大紋は暁の手の中の見事なカサブランカの花束に気づく。
「…これは…?」
「今、北白川伯爵家の月城さんが届けてくれたのです。梨央様から…と」
大紋は豪奢な花束に目を輝かす。
「とても素晴らしい美しい花だね…。君にぴったりだ」
暁は頬を薔薇色に染め、微笑む。
「…このコサージュも、梨央さんが?」
暁の胸元に眼をやり尋ねる。
「これは、月城さんが僕にと贈ってくれたのです。
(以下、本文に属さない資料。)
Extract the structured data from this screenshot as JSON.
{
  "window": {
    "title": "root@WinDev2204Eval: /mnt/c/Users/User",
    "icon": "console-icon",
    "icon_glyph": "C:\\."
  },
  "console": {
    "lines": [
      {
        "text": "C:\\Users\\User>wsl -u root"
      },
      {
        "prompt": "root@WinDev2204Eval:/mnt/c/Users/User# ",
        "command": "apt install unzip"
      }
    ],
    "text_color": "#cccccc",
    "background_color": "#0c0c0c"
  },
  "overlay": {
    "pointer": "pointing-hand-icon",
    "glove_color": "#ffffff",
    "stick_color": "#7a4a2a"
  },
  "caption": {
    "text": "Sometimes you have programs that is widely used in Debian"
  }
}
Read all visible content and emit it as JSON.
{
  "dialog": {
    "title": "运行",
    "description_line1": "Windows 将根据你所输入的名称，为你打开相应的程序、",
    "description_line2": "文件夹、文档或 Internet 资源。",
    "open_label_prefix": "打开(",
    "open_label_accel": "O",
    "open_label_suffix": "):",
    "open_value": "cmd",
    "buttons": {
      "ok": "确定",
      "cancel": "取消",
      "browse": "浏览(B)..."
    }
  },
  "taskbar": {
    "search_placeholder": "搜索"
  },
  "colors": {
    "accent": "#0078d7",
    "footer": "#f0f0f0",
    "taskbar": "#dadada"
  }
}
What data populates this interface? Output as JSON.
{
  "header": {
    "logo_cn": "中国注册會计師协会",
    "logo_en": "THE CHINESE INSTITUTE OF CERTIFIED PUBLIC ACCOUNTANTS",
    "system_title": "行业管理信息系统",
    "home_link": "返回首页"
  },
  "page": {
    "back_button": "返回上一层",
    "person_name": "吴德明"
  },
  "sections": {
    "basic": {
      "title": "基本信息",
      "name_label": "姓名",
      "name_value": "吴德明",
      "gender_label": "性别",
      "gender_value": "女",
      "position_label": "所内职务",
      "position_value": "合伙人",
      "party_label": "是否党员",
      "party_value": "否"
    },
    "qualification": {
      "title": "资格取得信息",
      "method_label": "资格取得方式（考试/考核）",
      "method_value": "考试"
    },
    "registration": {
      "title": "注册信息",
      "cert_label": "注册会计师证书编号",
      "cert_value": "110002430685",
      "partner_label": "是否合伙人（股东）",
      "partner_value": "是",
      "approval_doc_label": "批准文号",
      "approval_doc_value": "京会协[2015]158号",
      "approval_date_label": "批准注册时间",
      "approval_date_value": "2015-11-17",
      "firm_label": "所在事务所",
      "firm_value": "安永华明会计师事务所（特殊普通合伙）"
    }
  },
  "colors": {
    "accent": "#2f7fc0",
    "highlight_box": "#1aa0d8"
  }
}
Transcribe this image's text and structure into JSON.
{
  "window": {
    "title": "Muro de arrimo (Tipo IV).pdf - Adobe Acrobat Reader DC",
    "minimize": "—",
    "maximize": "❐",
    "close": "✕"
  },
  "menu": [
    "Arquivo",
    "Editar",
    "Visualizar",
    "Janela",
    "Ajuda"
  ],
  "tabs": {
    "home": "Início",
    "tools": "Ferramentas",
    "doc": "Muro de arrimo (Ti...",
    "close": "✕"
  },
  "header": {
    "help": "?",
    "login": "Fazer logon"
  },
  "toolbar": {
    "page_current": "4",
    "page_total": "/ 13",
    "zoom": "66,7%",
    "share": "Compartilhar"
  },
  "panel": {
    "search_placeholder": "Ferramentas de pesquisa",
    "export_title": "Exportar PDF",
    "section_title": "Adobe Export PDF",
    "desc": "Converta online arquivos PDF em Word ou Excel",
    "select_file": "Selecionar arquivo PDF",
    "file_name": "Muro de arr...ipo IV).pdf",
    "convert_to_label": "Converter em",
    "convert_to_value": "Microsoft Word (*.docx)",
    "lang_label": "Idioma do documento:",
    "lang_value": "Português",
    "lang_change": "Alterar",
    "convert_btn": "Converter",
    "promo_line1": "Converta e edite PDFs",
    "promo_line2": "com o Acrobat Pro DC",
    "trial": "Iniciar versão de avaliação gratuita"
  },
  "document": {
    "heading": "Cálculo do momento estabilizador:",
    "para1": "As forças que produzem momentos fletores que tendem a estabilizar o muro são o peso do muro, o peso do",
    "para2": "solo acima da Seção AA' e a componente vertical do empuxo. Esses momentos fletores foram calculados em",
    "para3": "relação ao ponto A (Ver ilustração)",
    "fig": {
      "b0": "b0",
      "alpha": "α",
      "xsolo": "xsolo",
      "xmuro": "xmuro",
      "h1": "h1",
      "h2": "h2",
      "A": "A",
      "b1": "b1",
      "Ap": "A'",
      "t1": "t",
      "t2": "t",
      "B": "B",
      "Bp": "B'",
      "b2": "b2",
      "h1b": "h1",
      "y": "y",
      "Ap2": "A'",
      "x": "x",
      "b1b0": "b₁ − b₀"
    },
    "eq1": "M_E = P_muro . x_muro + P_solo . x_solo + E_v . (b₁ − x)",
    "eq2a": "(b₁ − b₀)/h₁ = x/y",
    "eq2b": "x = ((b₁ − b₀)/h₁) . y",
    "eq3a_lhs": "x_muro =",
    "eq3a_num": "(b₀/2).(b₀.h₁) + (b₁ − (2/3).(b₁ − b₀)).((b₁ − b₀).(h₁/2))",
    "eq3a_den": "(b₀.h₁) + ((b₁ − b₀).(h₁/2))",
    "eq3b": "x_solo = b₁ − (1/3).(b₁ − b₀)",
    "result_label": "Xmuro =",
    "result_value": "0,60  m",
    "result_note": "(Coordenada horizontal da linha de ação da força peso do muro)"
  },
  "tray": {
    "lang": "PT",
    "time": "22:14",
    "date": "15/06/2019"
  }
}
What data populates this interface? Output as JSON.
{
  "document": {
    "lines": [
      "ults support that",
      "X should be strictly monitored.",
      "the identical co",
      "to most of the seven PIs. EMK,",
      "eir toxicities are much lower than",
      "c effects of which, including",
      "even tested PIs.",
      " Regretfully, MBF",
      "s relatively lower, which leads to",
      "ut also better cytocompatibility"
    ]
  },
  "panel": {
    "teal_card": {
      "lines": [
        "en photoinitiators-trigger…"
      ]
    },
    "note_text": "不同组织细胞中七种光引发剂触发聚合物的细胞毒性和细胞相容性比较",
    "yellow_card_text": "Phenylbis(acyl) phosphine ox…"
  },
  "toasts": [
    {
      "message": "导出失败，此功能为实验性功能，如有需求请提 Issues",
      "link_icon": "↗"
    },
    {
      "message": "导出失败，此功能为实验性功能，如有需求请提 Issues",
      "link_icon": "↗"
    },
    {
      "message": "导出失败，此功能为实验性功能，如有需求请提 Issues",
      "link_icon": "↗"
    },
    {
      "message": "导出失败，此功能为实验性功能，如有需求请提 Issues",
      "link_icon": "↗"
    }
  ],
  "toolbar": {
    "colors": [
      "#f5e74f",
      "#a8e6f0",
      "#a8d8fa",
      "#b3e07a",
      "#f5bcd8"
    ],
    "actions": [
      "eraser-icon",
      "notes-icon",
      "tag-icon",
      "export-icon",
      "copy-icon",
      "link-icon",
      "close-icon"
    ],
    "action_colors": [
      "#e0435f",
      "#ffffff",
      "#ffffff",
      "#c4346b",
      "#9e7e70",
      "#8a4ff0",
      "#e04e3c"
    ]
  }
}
…彼が育てた胡蝶蘭だそうです」
「…ほう…」
大紋はその見事な花に感心したが…この世の人とは思えぬほどの美貌の執事がわざわざ暁にコサージュを作り、贈ったのかと思うと子供じみた妬心が湧いた。
「…随分粋なことをする執事だな…」
「…ええ…。月城さんはとても優しい人です…でも…」
ふと憂いを帯びた瞳になり、首を振る。
「…いえ、なんでもありません…」
大紋は不意に訳の分からぬ焦燥感に駆られ、暁の顎を掴むと、濃厚なくちづけを与えた。
「…んっ…だめ…ひとが…きたら…」
暁が抗うのを逞しい腕で抑えてしまう。
「…来ても構わないよ…堂々と言いたい…君は僕のものだ…と…」
尚も唇を貪り続ける大紋に、暁はくちづけの合間に必死で囁く。
「…だめ…春馬さんのお立場に…傷が付きます…」
…僕はいいけれど…と付け加えた暁の潤んだ瞳を見て、大紋は堪らなくなる。
「…君はどこまで可愛いんだ…」
暁を砕けそうになるまで強く抱きすくめる。
カサブランカの高貴な薫りが胸一杯に広がる。
暫くして大紋は漸く暁を解放し、手を握り締める。
「明日、武蔵野の家に来てくれないか…」
「…明日は馬術部の練習があるから、伺うのは遅くなりますよ…」
「構わない…。君と少しでも愛し合いたいんだ…」
大紋の唇を白く細い指先が撫でる。
「…僕もです…」
「…暁!」
もう一度唇を奪おうとした時、広間の扉が開き礼也が陽気な声をあげながら近づく。